Thursday, February 21, 2013
Cooking A Dream (黄梁一梦)
Dawdled in getting tickets to Huayi till there were only three productions left that we could watch because the rest were sold out. In particular, Nine Years Theatre's 'Twelve Angry Men' (十二怒汉) had been sold out for its 5 runs since early January. WOW. Sadness for us, but a good thing for the arts! The friends had tickets to watch the rest, while another batch of friends and I managed to check out other enjoyable performances, like Taipei's indie pop darling BearBabes and Hong Kong's Tang Shu-win Theatre Studio's dance-theatre piece 'Thunderstorm' (舞•雷雨).
Also watched 'Cooking A Dream' (黄梁一梦) by China's Full Show Lane Studio. The story isn't new. It takes the content from a old fable (是个成语故事). It tells of how a young scholar Lu met a Taoist priest while taking shelter from a thunderstorm. Lu fell asleep on the priest's magical pillow and dreamt that his quest for fame and fortune to top the imperial examinations were nothing but an empty dream. What's impressive, is the dramatic interpretation of this story, and Director, Huang Ying's (黄盈) presentation of it on stage in a 70-min play.
Interlinking ancient poetic Chinese figure of speech with its modern phrases is brilliant. The opera elements are welcomed, and appreciated in its measured dosage throughout the play.

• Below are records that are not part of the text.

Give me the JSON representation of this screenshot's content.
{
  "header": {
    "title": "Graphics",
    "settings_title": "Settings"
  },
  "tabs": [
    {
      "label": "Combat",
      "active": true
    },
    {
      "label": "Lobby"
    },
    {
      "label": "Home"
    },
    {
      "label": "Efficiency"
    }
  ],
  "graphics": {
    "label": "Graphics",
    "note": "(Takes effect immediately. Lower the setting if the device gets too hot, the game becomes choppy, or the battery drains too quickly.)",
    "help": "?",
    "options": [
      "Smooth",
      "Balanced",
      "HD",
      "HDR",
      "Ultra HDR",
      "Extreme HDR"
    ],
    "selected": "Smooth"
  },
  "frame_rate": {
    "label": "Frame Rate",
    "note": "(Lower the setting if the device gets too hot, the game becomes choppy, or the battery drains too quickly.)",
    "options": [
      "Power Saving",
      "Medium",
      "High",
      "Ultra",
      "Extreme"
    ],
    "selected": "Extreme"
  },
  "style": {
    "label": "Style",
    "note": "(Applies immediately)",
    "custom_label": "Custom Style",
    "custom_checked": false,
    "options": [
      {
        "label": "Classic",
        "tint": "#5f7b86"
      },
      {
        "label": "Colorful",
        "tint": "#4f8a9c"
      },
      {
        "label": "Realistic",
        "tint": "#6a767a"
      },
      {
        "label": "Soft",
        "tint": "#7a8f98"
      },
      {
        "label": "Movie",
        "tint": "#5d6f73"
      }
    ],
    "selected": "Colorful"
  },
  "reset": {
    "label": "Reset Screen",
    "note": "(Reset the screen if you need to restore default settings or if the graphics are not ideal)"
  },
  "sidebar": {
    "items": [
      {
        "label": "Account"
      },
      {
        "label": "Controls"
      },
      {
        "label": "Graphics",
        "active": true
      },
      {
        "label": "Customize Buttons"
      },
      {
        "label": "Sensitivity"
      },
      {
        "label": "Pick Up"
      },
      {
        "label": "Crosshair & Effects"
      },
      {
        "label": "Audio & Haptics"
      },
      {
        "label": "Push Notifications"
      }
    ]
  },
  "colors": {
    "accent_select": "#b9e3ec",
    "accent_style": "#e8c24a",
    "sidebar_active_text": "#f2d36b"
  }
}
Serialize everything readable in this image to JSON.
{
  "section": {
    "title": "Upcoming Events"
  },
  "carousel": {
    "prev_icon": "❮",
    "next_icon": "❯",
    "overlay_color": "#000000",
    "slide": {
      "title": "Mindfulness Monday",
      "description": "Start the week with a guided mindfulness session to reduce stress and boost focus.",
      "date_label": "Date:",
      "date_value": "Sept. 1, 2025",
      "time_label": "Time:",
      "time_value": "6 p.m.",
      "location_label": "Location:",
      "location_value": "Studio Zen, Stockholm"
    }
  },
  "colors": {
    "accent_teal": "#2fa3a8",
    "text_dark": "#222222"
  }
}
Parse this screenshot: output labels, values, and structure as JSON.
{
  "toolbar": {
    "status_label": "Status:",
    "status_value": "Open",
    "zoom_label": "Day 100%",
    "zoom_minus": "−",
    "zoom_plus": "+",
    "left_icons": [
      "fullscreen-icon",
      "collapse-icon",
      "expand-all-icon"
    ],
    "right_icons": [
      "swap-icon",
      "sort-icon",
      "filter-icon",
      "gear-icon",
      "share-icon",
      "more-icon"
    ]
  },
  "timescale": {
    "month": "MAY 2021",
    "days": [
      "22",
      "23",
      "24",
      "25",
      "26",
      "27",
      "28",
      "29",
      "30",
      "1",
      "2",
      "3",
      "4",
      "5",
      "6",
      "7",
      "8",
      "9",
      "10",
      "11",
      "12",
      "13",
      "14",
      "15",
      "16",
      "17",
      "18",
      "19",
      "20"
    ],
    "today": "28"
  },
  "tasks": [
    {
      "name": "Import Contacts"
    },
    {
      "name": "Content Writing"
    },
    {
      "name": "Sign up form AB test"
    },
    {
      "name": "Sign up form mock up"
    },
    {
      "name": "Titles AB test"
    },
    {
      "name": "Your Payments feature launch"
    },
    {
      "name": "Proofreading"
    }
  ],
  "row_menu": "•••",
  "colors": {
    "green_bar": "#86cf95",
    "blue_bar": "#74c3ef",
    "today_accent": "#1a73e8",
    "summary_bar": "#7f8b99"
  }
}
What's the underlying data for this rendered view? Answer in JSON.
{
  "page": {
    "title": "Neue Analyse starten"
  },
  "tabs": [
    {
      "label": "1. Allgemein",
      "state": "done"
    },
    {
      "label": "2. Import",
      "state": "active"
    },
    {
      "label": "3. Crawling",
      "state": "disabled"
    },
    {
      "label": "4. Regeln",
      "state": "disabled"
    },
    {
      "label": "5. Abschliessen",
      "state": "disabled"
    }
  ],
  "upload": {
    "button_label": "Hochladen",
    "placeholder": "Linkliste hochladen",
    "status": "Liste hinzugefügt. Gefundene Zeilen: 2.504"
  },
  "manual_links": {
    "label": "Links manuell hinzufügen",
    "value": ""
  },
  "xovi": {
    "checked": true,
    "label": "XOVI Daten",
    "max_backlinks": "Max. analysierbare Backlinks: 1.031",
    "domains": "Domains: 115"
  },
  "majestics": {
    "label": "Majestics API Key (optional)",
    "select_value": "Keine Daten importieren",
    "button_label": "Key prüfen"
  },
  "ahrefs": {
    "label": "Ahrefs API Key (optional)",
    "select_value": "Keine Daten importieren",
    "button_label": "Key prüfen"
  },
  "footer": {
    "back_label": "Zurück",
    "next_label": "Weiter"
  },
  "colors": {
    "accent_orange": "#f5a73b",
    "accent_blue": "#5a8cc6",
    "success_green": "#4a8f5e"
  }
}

The colorful yet minimalist costumes eloquently convey each station of scholar Lu's life in the dream, and the use of a traditional san xian (三弦) played live by a talented Shi Zhuohong (石卓弘), lend so much layers to the scenes unfolding. So good! Thoroughly enjoyable.
As we watched the play, pots of millet 'rice' were being cooked and we could smell its fragrance, and also that smell of new bamboo steamer covers atop the electric cookers. By the end of the show, the pots of millet were ready. Instead of just the usual meet-the-actors session, the cast dished out bowls of millet 'rice' to the audience, of course with a prior allergy alert. There was a carp of sorts used in the later part of the play. It appeared in the tank of water about 10 to 15 minutes before the end. Poor thing was visibly nervous, hiding away as best as it could from the noises, music, and hands stirring the water.